Seja consciente

Muito tempo depois, começou a pandemia do coronavírus. Seria inevitável não chamar esse fato histórico pelo nome em algum momento. Ele é importante para dar contexto sobre a hora em que o meu trabalho com o Duka começaria. Durante sua carreira musical, ele já tinha lançado alguns projetos, com clipes que eu tinha visualizado e feito minha parte para incentivar digitalmente. A pandemia mexeu no processo criativo de todo mundo, e vivendo a angústia da quarentena, o Duka compôs “Surto Coletivo“.

A canção tinha outro nome e chegou a mim com esse outro nome. Receber o arquivo foi um verdadeiro flashback de quando ele me enviava suas composições gravadas em casa pelo MSN messenger. Agora se tratava de uma canção inteira, mixada em estúdio, até com uma participação especial. Escuto os primeiros acordes e rebato para o Duka sem medo de ser feliz: “é Albertine! Você sampleou (samplear é pegar uma partezinha de uma música e usá-la como elemento decorativo de uma outra música) a batida de cordas!” 

Albertine é uma canção de Brooke Fraser, uma cantora neozelandesa que admiramos muito, desde nossa adolescência. Fechei os olhos e imaginei a capa do álbum que traz a canção “sampleada” pelo Duka. Dois insights me vem à mente: o piso de madeira, o jeito “caseiro” que essa capa tinha. A segunda coisa é uma citação da própria Brooke, ao explicar a capa de seu álbum:

“É o conceito de dois nomes na capa, escritos com a mesma fonte, do mesmo tamanho. Elementos num espaço onde ninguém é mais importante que ninguém”.

Albertine é o nome de uma criança que se conectou ao coração de Brooke durante sua passagem por Ruanda, numa ação humanitária. Aquela frase fazia muito sentido para mim agora, não apenas porque a música estava citada dentro do trabalho do Duka, mas porque a pandemia colocou nossos sentimentos e expectativas exatamente no mesmo lugar. Todos atravessam um momento de instabilidade e incerteza. Agora, ninguém parece maior ou melhor do que ninguém. A mensagem máxima de ‘Surto’ mora bem aqui.

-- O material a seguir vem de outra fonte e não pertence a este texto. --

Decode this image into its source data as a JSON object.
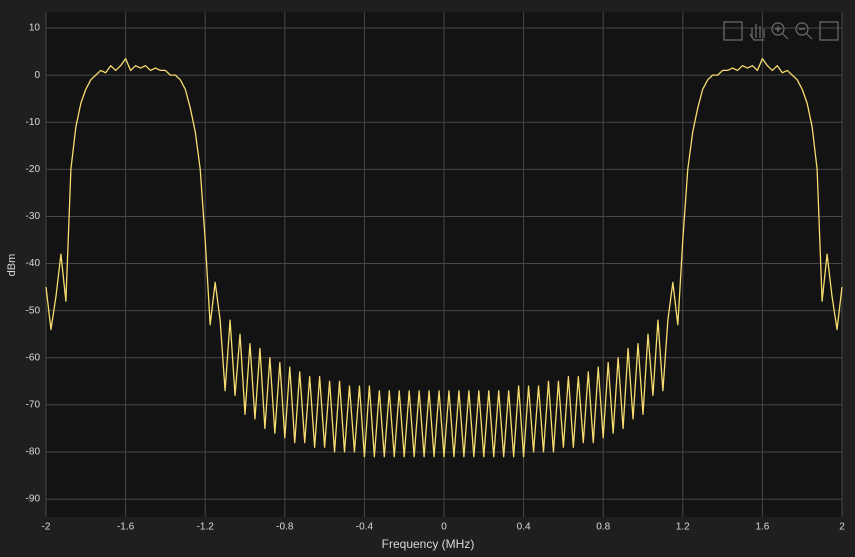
{
  "chart_data": {
    "type": "line",
    "xlabel": "Frequency (MHz)",
    "ylabel": "dBm",
    "xlim": [
      -2,
      2
    ],
    "ylim": [
      -93.8,
      13.4
    ],
    "xticks": [
      -2,
      -1.6,
      -1.2,
      -0.8,
      -0.4,
      0,
      0.4,
      0.8,
      1.2,
      1.6,
      2
    ],
    "yticks": [
      -90,
      -80,
      -70,
      -60,
      -50,
      -40,
      -30,
      -20,
      -10,
      0,
      10
    ],
    "grid": true,
    "x": [
      -2,
      -1.975,
      -1.95,
      -1.925,
      -1.9,
      -1.875,
      -1.85,
      -1.825,
      -1.8,
      -1.775,
      -1.75,
      -1.725,
      -1.7,
      -1.675,
      -1.65,
      -1.625,
      -1.6,
      -1.575,
      -1.55,
      -1.525,
      -1.5,
      -1.475,
      -1.45,
      -1.425,
      -1.4,
      -1.375,
      -1.35,
      -1.325,
      -1.3,
      -1.275,
      -1.25,
      -1.225,
      -1.2,
      -1.175,
      -1.15,
      -1.125,
      -1.1,
      -1.075,
      -1.05,
      -1.025,
      -1,
      -0.975,
      -0.95,
      -0.925,
      -0.9,
      -0.875,
      -0.85,
      -0.825,
      -0.8,
      -0.775,
      -0.75,
      -0.725,
      -0.7,
      -0.675,
      -0.65,
      -0.625,
      -0.6,
      -0.575,
      -0.55,
      -0.525,
      -0.5,
      -0.475,
      -0.45,
      -0.425,
      -0.4,
      -0.375,
      -0.35,
      -0.325,
      -0.3,
      -0.275,
      -0.25,
      -0.225,
      -0.2,
      -0.175,
      -0.15,
      -0.125,
      -0.1,
      -0.075,
      -0.05,
      -0.025,
      0,
      0.025,
      0.05,
      0.075,
      0.1,
      0.125,
      0.15,
      0.175,
      0.2,
      0.225,
      0.25,
      0.275,
      0.3,
      0.325,
      0.35,
      0.375,
      0.4,
      0.425,
      0.45,
      0.475,
      0.5,
      0.525,
      0.55,
      0.575,
      0.6,
      0.625,
      0.65,
      0.675,
      0.7,
      0.725,
      0.75,
      0.775,
      0.8,
      0.825,
      0.85,
      0.875,
      0.9,
      0.925,
      0.95,
      0.975,
      1,
      1.025,
      1.05,
      1.075,
      1.1,
      1.125,
      1.15,
      1.175,
      1.2,
      1.225,
      1.25,
      1.275,
      1.3,
      1.325,
      1.35,
      1.375,
      1.4,
      1.425,
      1.45,
      1.475,
      1.5,
      1.525,
      1.55,
      1.575,
      1.6,
      1.625,
      1.65,
      1.675,
      1.7,
      1.725,
      1.75,
      1.775,
      1.8,
      1.825,
      1.85,
      1.875,
      1.9,
      1.925,
      1.95,
      1.975,
      2
    ],
    "series": [
      {
        "color": "#f7dc6f",
        "values": [
          -45,
          -54,
          -47,
          -38,
          -48,
          -20,
          -11,
          -6,
          -3,
          -1,
          0,
          1,
          0.5,
          2,
          1,
          2,
          3.5,
          1,
          2,
          1.5,
          2,
          1,
          1.5,
          1,
          1,
          0,
          0,
          -1,
          -3,
          -7,
          -12,
          -20,
          -35,
          -53,
          -44,
          -52,
          -67,
          -52,
          -68,
          -55,
          -72,
          -57,
          -73,
          -58,
          -75,
          -60,
          -76,
          -61,
          -77,
          -62,
          -78,
          -63,
          -78,
          -64,
          -79,
          -64,
          -79,
          -65,
          -80,
          -65,
          -80,
          -66,
          -80,
          -66,
          -81,
          -66,
          -81,
          -67,
          -81,
          -67,
          -81,
          -67,
          -81,
          -67,
          -81,
          -67,
          -81,
          -67,
          -81,
          -67,
          -81,
          -67,
          -81,
          -67,
          -81,
          -67,
          -81,
          -67,
          -81,
          -67,
          -81,
          -67,
          -81,
          -67,
          -81,
          -66,
          -81,
          -66,
          -80,
          -66,
          -80,
          -65,
          -80,
          -65,
          -79,
          -64,
          -79,
          -64,
          -78,
          -63,
          -78,
          -62,
          -77,
          -61,
          -76,
          -60,
          -75,
          -58,
          -73,
          -57,
          -72,
          -55,
          -68,
          -52,
          -67,
          -52,
          -44,
          -53,
          -35,
          -20,
          -12,
          -7,
          -3,
          -1,
          0,
          0,
          1,
          1,
          1.5,
          1,
          2,
          1.5,
          2,
          1,
          3.5,
          2,
          1,
          2,
          0.5,
          1,
          0,
          -1,
          -3,
          -6,
          -11,
          -20,
          -48,
          -38,
          -47,
          -54,
          -45
        ]
      }
    ]
  }
}
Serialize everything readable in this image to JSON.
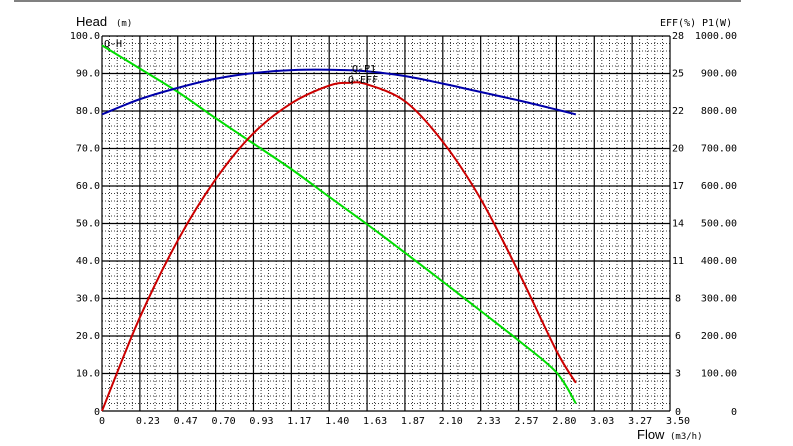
{
  "chart_data": {
    "type": "line",
    "x_axis": {
      "label": "Flow",
      "unit": "(m3/h)",
      "ticks": [
        "0",
        "0.23",
        "0.47",
        "0.70",
        "0.93",
        "1.17",
        "1.40",
        "1.63",
        "1.87",
        "2.10",
        "2.33",
        "2.57",
        "2.80",
        "3.03",
        "3.27",
        "3.50"
      ],
      "range": [
        0,
        3.5
      ]
    },
    "y_left": {
      "label": "Head",
      "unit": "(m)",
      "ticks": [
        "0",
        "10.0",
        "20.0",
        "30.0",
        "40.0",
        "50.0",
        "60.0",
        "70.0",
        "80.0",
        "90.0",
        "100.0"
      ],
      "range": [
        0,
        100
      ]
    },
    "y_right_eff": {
      "header": "EFF(%)",
      "ticks": [
        "0",
        "3",
        "6",
        "8",
        "11",
        "14",
        "17",
        "20",
        "22",
        "25",
        "28"
      ],
      "range": [
        0,
        28
      ]
    },
    "y_right_p1": {
      "header": "P1(W)",
      "ticks": [
        "0",
        "100.00",
        "200.00",
        "300.00",
        "400.00",
        "500.00",
        "600.00",
        "700.00",
        "800.00",
        "900.00",
        "1000.00"
      ],
      "range": [
        0,
        1000
      ]
    },
    "grid": true,
    "series": [
      {
        "name": "Q-H",
        "color": "#00dd00",
        "scale": "left",
        "x": [
          0,
          0.23,
          0.47,
          0.7,
          0.93,
          1.17,
          1.4,
          1.63,
          1.87,
          2.1,
          2.33,
          2.57,
          2.8,
          2.92
        ],
        "y": [
          97.5,
          91.4,
          85.0,
          78.1,
          71.4,
          64.4,
          57.1,
          49.9,
          42.1,
          34.5,
          26.8,
          18.7,
          10.3,
          2.0
        ]
      },
      {
        "name": "Q-P1",
        "color": "#0000aa",
        "scale": "p1",
        "x": [
          0,
          0.23,
          0.47,
          0.7,
          0.93,
          1.17,
          1.4,
          1.63,
          1.87,
          2.1,
          2.33,
          2.57,
          2.8,
          2.92
        ],
        "y": [
          791,
          831,
          862,
          886,
          901,
          909,
          910,
          906,
          893,
          873,
          851,
          828,
          804,
          791
        ]
      },
      {
        "name": "Q-EFF",
        "color": "#cc0000",
        "scale": "eff",
        "x": [
          0,
          0.23,
          0.47,
          0.7,
          0.93,
          1.17,
          1.4,
          1.52,
          1.63,
          1.87,
          2.1,
          2.33,
          2.57,
          2.8,
          2.92
        ],
        "y": [
          0,
          6.9,
          12.8,
          17.3,
          20.7,
          23.0,
          24.3,
          24.5,
          24.4,
          23.1,
          20.1,
          15.9,
          10.3,
          4.5,
          2.1
        ]
      }
    ],
    "curve_tags": [
      "Q-H",
      "Q-P1",
      "Q-EFF"
    ]
  }
}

Trocando áudios com o Duka, fiz o rascunho da capa de uma vez só. Naquele momento, a música ainda tinha um outro nome. Pensei no conceito dos nomes exatamente como aparecem em Albertine. Aprovamos esta ideia juntos e partimos para a produção das fotos. Desde o momento em que ouvi que a canção seria sobre o isolamento social, precisava que a arte refletisse isso e marcasse este momento, especialmente quando ele tivesse passado. Pedi aos dois cantores que fizessem fotos em casa, em seus ambientes, de forma bem casual. Cuidei para que a qualidade das fotos não parecesse profissional. Era uma resposta técnica ao pedido do Duka: “seja consciente”. Num país onde a realidade de uma pandemia global é negada por nossos governantes máximos, era preciso dizê-lo de todas as formas possíveis. Eu só me juntei ao coro, sendo uma terceira voz com eles dois.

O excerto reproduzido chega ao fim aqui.